2000 Masken pro Woche

Die verschwundenen Masken wurden jetzt aber mehr als kompensiert: Maschal Möbel hat dem Krankenhaus 2500 solcher Masken gespendet. Martina Busch überreichte die Masken am Donnerstagnachmittag an Dr. Werner Wodrich, Prokurist der Friesland-Kliniken. Das Möbelhaus hatte selbst zahlreiche Masken angeschafft, die Mitarbeitern aber auch Kunden, die keine eigene Maske haben, zur Verfügung gestellt werden.
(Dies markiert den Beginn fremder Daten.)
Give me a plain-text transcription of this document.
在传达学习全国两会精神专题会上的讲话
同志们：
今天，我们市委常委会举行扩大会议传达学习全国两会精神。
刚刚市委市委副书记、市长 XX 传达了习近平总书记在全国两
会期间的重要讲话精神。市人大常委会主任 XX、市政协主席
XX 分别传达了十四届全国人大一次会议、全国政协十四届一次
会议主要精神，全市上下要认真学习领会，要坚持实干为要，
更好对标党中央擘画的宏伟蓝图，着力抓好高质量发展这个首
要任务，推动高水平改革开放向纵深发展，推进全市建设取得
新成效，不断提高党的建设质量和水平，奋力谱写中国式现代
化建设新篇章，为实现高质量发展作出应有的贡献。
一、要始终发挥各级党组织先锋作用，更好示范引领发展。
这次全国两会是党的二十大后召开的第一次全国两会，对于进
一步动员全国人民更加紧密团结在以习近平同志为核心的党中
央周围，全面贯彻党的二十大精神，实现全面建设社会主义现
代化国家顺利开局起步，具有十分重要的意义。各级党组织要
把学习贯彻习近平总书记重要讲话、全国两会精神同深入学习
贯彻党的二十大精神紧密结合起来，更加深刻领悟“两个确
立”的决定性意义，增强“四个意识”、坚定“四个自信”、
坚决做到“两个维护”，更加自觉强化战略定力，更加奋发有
Natürlich werde Maschal auch weiterhin Masken für den eigenen Betrieb brauchen, da mittlerweile aber fast alle Kunden eigene Masken haben, könne man einen Teil der gekauften Masken entbehren.

Der Bedarf an Masken im Krankenhaus ist groß. „In Varel verbrauchen wir etwa 2000 Masken pro Woche“, erklärt Werner Wodrich. Besonders unangenehm an dem Diebstahl ist, dass es auch ein Mitarbeiter des Krankenhauses gewesen sein könnte. Denn wegen der Kontaktbeschränkungen konnten nur sehr wenige Menschen von außerhalb überhaupt das Klinikum betreten.

Bedarf wird steigen

Der Bedarf an Masken wird angesichts der Lockerungen wohl noch zunehmen, zumal wieder mehr Patienten aufgenommen werden sollen – und auch die werden beispielsweise bei pflegerischen Maßnahmen eine Maske tragen müssen. „Insofern sind wir besonders dankbar für die Hilfe, auch wenn die Beschaffung etwas leichter geworden ist“, so Wodrich.

Auch für Besucher in Krankenhäusern wird es Lockerungen geben. Die stellen die beiden Krankenhäuser in Friesland aber auch vor Herausforderungen. Nicht nur, dass einige die Ankündigung der Lockerungen offenbar schon als Freifahrtschein für einen Besuch im Krankenhaus nahmen und dann verärgert waren, als ihnen der Einlass verwehrt wurde. Es darf pro Patient nur ein Besucher ins Krankenhaus gelassen werden und der braucht die Zustimmung des Patienten, den er besuchen möchte. Und die Besucher müssen natürlich durch die Schleuse am Eingang des Krankenhauses. Diese ganzen Maßnahmen bedeuten einen erheblichen Aufwand für die Klinik.

Besuche möglich

Am besten wäre es aber, so Wodrich, man verzichte auf einen Besuch. Ein junger Patient, dem der Blinddarm entfernt wird, werde die drei Tage im Krankenhaus auch ohne Besuch überstehen. „Wir machen das alles ja nicht aus bösem Willen“, sagt Wodrich. Sollte aber nur ein einziger mit dem Corona-Virus infizierter Besucher ins Krankenhaus kommen, hätte das erhebliche Auswirkungen auf Patienten und Personal in Varel. Nicht zu vergessen, dass damit die einzige Geburtsklinik in der Gegend geschlossen werden müsste.

Die Krise zeige aber auch durchaus, wo man andere Wege gehen könne. Beispielsweise habe das Besuchsverbot sehr positive Effekte auf der Geburtsstation. Die werdenden Mütter seien sehr viel entspannter, es gebe weniger Komplikationen und Probleme beim Stillen. Nur die Väter dürfen Kind und Mutter besuchen. „Die Schwestern sind begeistert und wollen das am liebsten beibehalten“, erklärt Wodrich.